War, riots and the trial of the century.

Editorial Reviews

Publishers Weekly
At the center of this overwrought Civil War account is the tiny town of West Chester, Pa., where John Hodgson ran a pro-Southern Democratic newspaper, the Jeffersonian. In August 1861, a mob destroyed his printing press and subscription lists, and tossed his printing type out a window. A few days later, two federal marshals came to finish the job-under the Confiscation Act, these marshals could seize the property of any citizen who supported the Confederacy. Manber and Dahlstrom speculate that the mobs may have been acting under the aegis of Lincoln's cabinet, and perhaps with the knowledge of Lincoln himself.

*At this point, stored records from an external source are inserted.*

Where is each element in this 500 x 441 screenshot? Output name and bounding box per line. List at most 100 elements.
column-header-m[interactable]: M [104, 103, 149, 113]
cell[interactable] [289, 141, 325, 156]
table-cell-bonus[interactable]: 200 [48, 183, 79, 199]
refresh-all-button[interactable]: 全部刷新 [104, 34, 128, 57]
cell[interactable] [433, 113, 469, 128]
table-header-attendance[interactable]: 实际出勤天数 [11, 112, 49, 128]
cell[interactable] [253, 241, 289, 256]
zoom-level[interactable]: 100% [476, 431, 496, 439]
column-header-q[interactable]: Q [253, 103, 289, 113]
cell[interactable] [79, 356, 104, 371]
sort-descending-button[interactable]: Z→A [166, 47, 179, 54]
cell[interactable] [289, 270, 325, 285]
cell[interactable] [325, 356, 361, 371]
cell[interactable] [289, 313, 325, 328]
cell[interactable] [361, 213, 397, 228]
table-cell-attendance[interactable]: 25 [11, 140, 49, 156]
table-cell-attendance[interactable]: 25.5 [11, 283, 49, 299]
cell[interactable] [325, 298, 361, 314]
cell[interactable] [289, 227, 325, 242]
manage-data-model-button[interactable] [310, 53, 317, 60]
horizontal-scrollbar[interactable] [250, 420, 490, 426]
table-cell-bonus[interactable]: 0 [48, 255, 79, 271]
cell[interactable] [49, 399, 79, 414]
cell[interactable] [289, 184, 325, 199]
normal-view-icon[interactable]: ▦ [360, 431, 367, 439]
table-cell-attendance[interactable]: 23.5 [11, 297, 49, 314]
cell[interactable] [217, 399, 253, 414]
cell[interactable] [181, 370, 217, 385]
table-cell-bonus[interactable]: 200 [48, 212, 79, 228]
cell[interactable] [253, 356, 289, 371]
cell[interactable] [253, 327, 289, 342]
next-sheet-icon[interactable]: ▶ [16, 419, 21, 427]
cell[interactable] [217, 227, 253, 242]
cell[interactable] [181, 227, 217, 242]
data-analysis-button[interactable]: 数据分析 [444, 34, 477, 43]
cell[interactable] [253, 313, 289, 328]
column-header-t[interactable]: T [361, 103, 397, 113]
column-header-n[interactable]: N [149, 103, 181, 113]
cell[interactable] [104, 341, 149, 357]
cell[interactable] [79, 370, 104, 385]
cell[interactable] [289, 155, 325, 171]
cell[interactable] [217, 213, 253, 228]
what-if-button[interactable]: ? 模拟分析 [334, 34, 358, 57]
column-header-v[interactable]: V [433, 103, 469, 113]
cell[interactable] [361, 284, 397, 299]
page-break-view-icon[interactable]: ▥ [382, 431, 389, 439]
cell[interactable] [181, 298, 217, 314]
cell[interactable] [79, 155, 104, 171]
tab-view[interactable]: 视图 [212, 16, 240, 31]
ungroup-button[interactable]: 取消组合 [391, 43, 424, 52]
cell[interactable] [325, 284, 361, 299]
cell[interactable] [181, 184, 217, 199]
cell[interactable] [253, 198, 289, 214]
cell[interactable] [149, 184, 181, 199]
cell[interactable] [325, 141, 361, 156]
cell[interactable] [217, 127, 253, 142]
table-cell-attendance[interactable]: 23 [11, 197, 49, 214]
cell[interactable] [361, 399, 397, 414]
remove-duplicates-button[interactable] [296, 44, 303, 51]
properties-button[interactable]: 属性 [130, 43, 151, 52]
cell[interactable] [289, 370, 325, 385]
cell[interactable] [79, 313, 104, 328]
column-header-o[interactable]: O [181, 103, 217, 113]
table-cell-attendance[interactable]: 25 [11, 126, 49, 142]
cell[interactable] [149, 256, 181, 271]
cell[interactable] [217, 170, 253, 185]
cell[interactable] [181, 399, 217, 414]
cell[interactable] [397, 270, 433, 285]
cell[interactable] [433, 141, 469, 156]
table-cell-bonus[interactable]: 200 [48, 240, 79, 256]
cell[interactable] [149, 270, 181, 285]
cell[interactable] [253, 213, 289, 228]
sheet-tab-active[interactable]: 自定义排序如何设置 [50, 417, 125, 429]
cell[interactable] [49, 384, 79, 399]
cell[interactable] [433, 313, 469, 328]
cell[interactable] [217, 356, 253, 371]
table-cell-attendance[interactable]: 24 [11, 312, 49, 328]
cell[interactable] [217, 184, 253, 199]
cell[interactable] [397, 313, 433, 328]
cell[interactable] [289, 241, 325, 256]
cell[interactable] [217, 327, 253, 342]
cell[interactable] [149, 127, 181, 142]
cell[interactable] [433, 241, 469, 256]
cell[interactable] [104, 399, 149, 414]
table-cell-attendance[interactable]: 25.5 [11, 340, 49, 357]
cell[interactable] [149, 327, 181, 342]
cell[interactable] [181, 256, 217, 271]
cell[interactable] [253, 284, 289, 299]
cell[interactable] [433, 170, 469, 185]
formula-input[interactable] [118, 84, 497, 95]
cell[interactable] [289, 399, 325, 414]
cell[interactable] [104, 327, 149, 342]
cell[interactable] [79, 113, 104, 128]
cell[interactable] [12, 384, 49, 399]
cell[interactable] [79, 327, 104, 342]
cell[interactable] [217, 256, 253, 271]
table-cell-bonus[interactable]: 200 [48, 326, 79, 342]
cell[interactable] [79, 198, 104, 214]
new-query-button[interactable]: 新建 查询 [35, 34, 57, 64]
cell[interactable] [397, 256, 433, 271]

The second half of the book is largely devoted to the ensuing court case, which in 1863 resulted in Hodgson recovering just over $500 in damages from the government. The authors are given to breathless prose ("It was John Hodgson's fight, and he stood alone"). The questions this book raises couldn't be more timely: how does one criticize a president in wartime, and how can we ensure the freedom of the press at those moments when we need it most? (Nov.) Copyright 2005 Reed Business Information.
Kirkus Reviews
That Abe Lincoln. First he crushes states' rights, then suspends the writ of habeas corpus. Next thing you know, he'll want to demolish the First Amendment. The subtitle of Manber and Dahlstrom's expose is overheated, but, as they hold, the media-savvy Lincoln had no fondness for the opposition Democratic newspapers that every Northern city harbored. In early August 1861, Lincoln signed a bill that authorized the confiscation of property used for "insurrectionary purposes," though he considered the bill a bit premature. A couple of weeks later, vigilantes broke into the offices of a Pennsylvania newspaper published by a fierce Lincoln-hater named John Hodgson, broke up its type and destroyed the subscription lists. In their characteristically ham-fisted way, Manber and Dahlstrom consider this "one of the most calculated attacks on American liberty since the exploding cannon and dull thud of Revolutionary muskets ceased." Though it seems a milk run for Watergate, with cunning Republicans gunning for antiwar Democrats, to consider the attack a sweeping assault on freedom of the press may be a little overstated, despite Hodgson's-and the authors'-protestations. Still, it's clear that persons higher up, including Lincoln's secretary of war, knew of and approved the attack on Hodgson's property; that much is evident by the fact that afterward, government marshals ordered the paper shut down permanently. The attack brought forth a storm of dissent from editors, who issued a resolution "that the Republican Party has proved that all its pretensions of devotion to freedom, free speech, and free discussions were simply cloaks to conceal their real enmity to liberty." Hodgson sued, charging thegovernment officials who shut him down with illegal trespass; eventually, he recovered $512 in damages, and he continued to publish anti-Lincoln and antiwar pieces all through the Civil War. A minor footnote to journalistic and Civil War history.